A critical evaluation of [ML(ONO)]n+ (M = Fe, Ru, Os) as nitric oxide precursor influenced by spin multiplicity and geometrical parameters (M-O-NO and MO-N-O) for the NO release: A theoretical study

Abstract

In cell biology, the physiological functions control blood pressure by the production of nitric oxide, and the exploitation of metal complexes such as [ML-ONO] (M = Fe2+, Ru2+, Os2+) has been motivated to study the photolytic liability of NO. The structural and electronic properties of the complexes of 1,4,8,11-tetrakis-(1-methyl-pyridyl)-1,4,8,11-tetraazacyclotetradecane were analyzed theoretically.

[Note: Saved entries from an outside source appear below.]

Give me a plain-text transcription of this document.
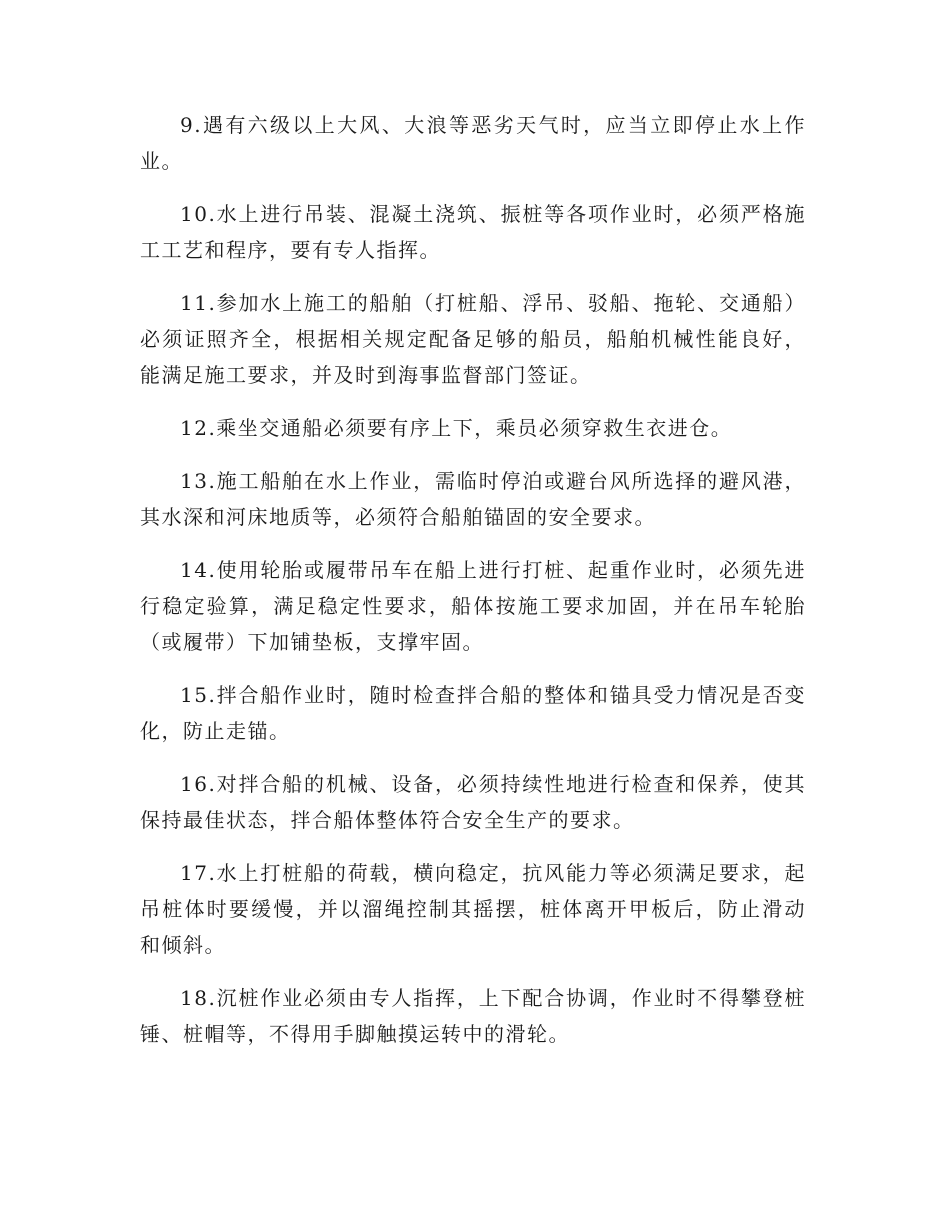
9.遇有六级以上大风、大浪等恶劣天气时，应当立即停止水上作业。

10.水上进行吊装、混凝土浇筑、振桩等各项作业时，必须严格施工工艺和程序，要有专人指挥。

11.参加水上施工的船舶（打桩船、浮吊、驳船、拖轮、交通船）必须证照齐全，根据相关规定配备足够的船员，船舶机械性能良好，能满足施工要求，并及时到海事监督部门签证。

12.乘坐交通船必须要有序上下，乘员必须穿救生衣进仓。

13.施工船舶在水上作业，需临时停泊或避台风所选择的避风港，其水深和河床地质等，必须符合船舶锚固的安全要求。

14.使用轮胎或履带吊车在船上进行打桩、起重作业时，必须先进行稳定验算，满足稳定性要求，船体按施工要求加固，并在吊车轮胎（或履带）下加铺垫板，支撑牢固。

15.拌合船作业时，随时检查拌合船的整体和锚具受力情况是否变化，防止走锚。

16.对拌合船的机械、设备，必须持续性地进行检查和保养，使其保持最佳状态，拌合船体整体符合安全生产的要求。

17.水上打桩船的荷载，横向稳定，抗风能力等必须满足要求，起吊桩体时要缓慢，并以溜绳控制其摇摆，桩体离开甲板后，防止滑动和倾斜。

18.沉桩作业必须由专人指挥，上下配合协调，作业时不得攀登桩锤、桩帽等，不得用手脚触摸运转中的滑轮。
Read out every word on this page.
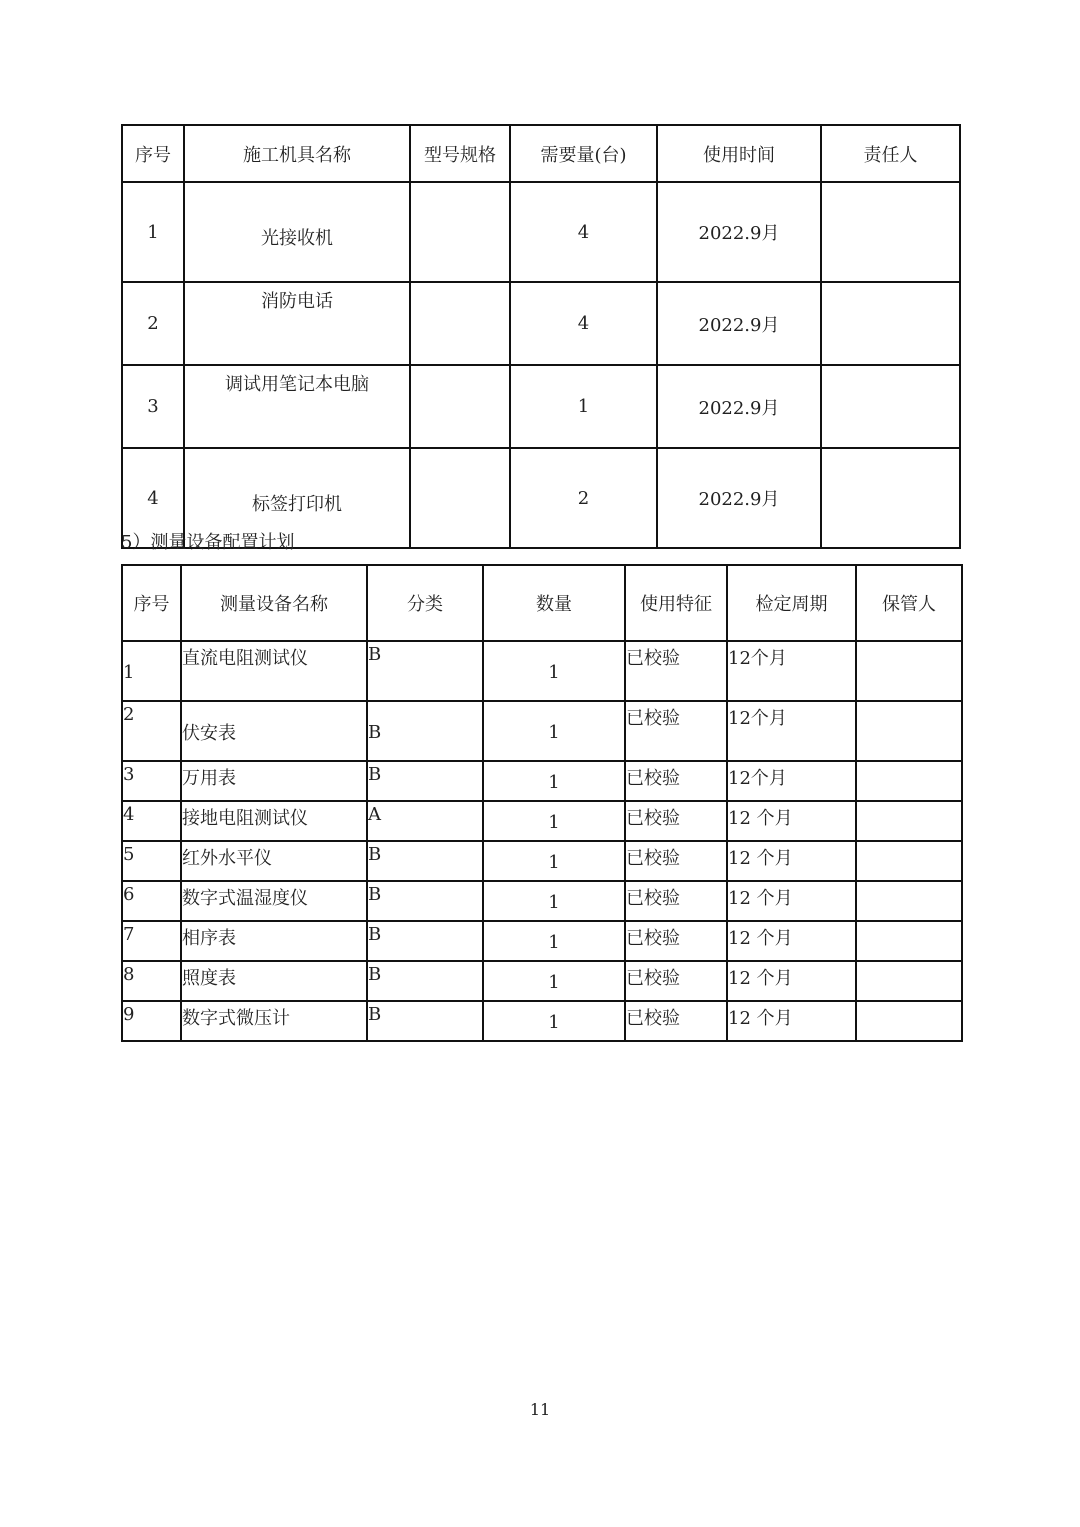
序号	施工机具名称	型号规格	需要量(台)	使用时间	责任人
1	光接收机		4	2022.9月	
2	消防电话		4	2022.9月	
3	调试用笔记本电脑		1	2022.9月	
4	标签打印机		2	2022.9月	
5）测量设备配置计划
序号	测量设备名称	分类	数量	使用特征	检定周期	保管人
1	直流电阻测试仪	B	1	已校验	12个月	
2	伏安表	B	1	已校验	12个月	
3	万用表	B	1	已校验	12个月	
4	接地电阻测试仪	A	1	已校验	12 个月	
5	红外水平仪	B	1	已校验	12 个月	
6	数字式温湿度仪	B	1	已校验	12 个月	
7	相序表	B	1	已校验	12 个月	
8	照度表	B	1	已校验	12 个月	
9	数字式微压计	B	1	已校验	12 个月	
11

The results show that β-cleavage of nitrito group in the complex [ML-ONO]n+ (M = Fe, Ru, Os; n = 1 or 2) favors the NO release, and observed the role of spin multiplicity. The M(II)-O-NO angle is associated with the degree of activation of the M(II)O—NO bond, relying on the excitations (S = 1 or S = 2), and it is corelated to the reduction of the bond angle ONO (~133° at S = 0) to ~ 105° at S = 1 or 2, favoring the nitrito β-cleavage for the complexes. This is consistent with orbital energy (dx2-y2) stabilizing the axial M(III)-O bond greater than that in M(II)-O [Fe < Ru ~ Os] as the excitation of singlet to triplet or to quintet prompts the NO delivery according to Gibbs free energy, agreeing with the transition state energy. However, at high spin state like 3/2 or 5/2, irrespective of bond angle M(III)-O-NO or ONO, the bond O-NO was broken spontaneously, resulting relatively a greater bond distance. Natural Transition Orbitals (NTOs), Molecular orbital (MO) Electron density contour on molecular orbital surface were also studied to understand the M-ONO bonding nature, and observed its performance in the TD-DFT electronic spectra.